The broken record has incorrect and insane value for size, which result in running out of stream boundaries.

The problem with that is that to resume you need some valid size, and it's nowhere to be found. If you know that, for example, length of 0xffffffff means zero length of data, you can do that in expression language:

- id: data
  size: 'len_data == 0xffffffff ? 0 : len_data'

If you don't know something like that, then I don't really understand how hooking would help.

KOLANICH commented 7 years ago

That struct was in a substream of known size, so failure to parse it won't break the rest of stream.
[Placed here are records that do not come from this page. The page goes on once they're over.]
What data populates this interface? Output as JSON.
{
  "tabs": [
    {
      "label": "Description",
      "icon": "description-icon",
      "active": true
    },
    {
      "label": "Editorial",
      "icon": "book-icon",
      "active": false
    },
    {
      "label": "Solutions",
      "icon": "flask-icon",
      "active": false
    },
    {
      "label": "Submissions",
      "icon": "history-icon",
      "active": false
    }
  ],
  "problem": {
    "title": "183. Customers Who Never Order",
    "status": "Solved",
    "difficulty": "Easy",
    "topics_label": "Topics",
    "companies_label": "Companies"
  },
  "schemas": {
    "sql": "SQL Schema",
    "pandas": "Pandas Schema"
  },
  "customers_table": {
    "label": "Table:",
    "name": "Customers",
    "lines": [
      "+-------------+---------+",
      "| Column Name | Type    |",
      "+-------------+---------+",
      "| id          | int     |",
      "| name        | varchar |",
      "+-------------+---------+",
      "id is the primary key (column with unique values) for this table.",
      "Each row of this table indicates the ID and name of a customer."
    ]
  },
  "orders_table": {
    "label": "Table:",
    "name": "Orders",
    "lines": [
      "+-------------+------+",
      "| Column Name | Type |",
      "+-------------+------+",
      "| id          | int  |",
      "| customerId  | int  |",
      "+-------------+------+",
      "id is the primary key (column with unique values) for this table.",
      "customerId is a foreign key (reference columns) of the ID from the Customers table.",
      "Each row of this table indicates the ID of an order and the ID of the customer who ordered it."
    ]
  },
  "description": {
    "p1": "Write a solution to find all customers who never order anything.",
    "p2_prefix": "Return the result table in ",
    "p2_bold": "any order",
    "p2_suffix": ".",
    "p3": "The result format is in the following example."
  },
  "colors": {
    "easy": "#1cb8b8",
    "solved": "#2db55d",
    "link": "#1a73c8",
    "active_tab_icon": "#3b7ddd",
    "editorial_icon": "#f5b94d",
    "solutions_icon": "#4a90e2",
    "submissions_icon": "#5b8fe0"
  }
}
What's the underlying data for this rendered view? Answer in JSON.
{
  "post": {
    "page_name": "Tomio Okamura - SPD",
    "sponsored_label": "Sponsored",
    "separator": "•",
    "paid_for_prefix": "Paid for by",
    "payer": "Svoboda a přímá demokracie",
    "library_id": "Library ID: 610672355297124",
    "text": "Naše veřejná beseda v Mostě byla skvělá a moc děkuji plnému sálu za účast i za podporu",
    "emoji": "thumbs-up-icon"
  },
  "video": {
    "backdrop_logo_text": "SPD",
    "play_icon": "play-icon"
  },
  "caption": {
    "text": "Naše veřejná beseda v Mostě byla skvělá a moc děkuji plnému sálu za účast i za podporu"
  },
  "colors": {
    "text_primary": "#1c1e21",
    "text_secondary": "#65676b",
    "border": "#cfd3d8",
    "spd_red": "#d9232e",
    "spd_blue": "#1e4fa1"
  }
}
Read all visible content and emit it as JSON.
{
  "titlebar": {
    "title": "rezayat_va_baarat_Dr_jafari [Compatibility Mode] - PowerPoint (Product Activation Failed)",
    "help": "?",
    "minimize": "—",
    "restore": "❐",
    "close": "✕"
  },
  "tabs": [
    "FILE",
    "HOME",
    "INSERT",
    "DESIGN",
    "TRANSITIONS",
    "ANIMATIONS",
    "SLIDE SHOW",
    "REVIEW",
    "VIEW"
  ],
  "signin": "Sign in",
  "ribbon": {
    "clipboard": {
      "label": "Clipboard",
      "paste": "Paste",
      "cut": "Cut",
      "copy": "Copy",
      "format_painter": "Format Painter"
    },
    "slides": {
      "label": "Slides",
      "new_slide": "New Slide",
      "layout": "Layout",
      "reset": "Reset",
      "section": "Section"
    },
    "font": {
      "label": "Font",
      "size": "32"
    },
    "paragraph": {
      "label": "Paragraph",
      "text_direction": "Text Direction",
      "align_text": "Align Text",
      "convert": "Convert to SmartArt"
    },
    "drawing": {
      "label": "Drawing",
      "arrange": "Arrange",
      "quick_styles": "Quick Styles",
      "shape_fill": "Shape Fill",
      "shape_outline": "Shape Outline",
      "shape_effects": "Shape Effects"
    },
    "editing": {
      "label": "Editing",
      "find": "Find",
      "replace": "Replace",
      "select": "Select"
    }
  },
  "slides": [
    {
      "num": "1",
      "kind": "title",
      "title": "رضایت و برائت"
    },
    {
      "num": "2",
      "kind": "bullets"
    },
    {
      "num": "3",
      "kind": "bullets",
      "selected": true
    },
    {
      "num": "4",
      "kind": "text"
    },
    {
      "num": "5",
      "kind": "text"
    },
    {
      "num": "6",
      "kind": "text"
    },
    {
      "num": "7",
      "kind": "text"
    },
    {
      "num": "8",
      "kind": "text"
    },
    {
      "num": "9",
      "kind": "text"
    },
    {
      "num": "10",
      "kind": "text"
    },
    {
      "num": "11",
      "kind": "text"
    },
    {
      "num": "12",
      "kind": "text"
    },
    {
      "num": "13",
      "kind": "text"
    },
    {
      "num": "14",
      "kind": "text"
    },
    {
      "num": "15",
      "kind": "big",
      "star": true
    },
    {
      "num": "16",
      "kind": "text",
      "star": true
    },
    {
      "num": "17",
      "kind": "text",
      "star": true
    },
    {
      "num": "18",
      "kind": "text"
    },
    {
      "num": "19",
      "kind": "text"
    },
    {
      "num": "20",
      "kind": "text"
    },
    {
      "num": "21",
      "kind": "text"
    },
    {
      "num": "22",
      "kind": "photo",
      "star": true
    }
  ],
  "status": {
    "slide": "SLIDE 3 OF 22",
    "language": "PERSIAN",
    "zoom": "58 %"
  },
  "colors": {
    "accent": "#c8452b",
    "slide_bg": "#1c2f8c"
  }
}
See pcap.ksy and assume the struct in the body has type replaced with usbpcap.

Debug API won't give you the way to skip the failed element and continue parsing, yo need to be inside the loop to do it. Introducing hook points will allow you to save a ksc-generated function parsing an element and replace it with a new one calling the KSC-generated one, which can catch exceptions or do pre- and postprocessing or do anything you like. This doesn't require any modification of a ksy fike.

KOLANICH commented 6 years ago

I have also thought about extension point mechanism in context of signature matching: the type refers a special type, which searches for signatures (all the signatures (the ones marked as signatures with a hint) from the library) and applies the first successfully parsed one.

arekbulski commented 6 years ago

Construct does support lazy parsing (so corrupted data can be accidentally skipped) but it does not support these kind of semantics.

KOLANICH commented 6 years ago

I have created a separate issue, since I guess it's better to express that in KS than in third-party code. The hook is still useful for that if we need more complex decisions, for example involving ML.

arekbulski commented 6 years ago

Construct added hooks, see docs: https://construct.readthedocs.io/en/latest/basics.html#processing-on-the-fly

Its worthy to point out that there is a 2nd, related feature. GreedyRange had added discard option, so that each item can be parsed, processed by the hook, and then discarded. This was gigabyte sized files can be parsed without using gigabytes of RAM.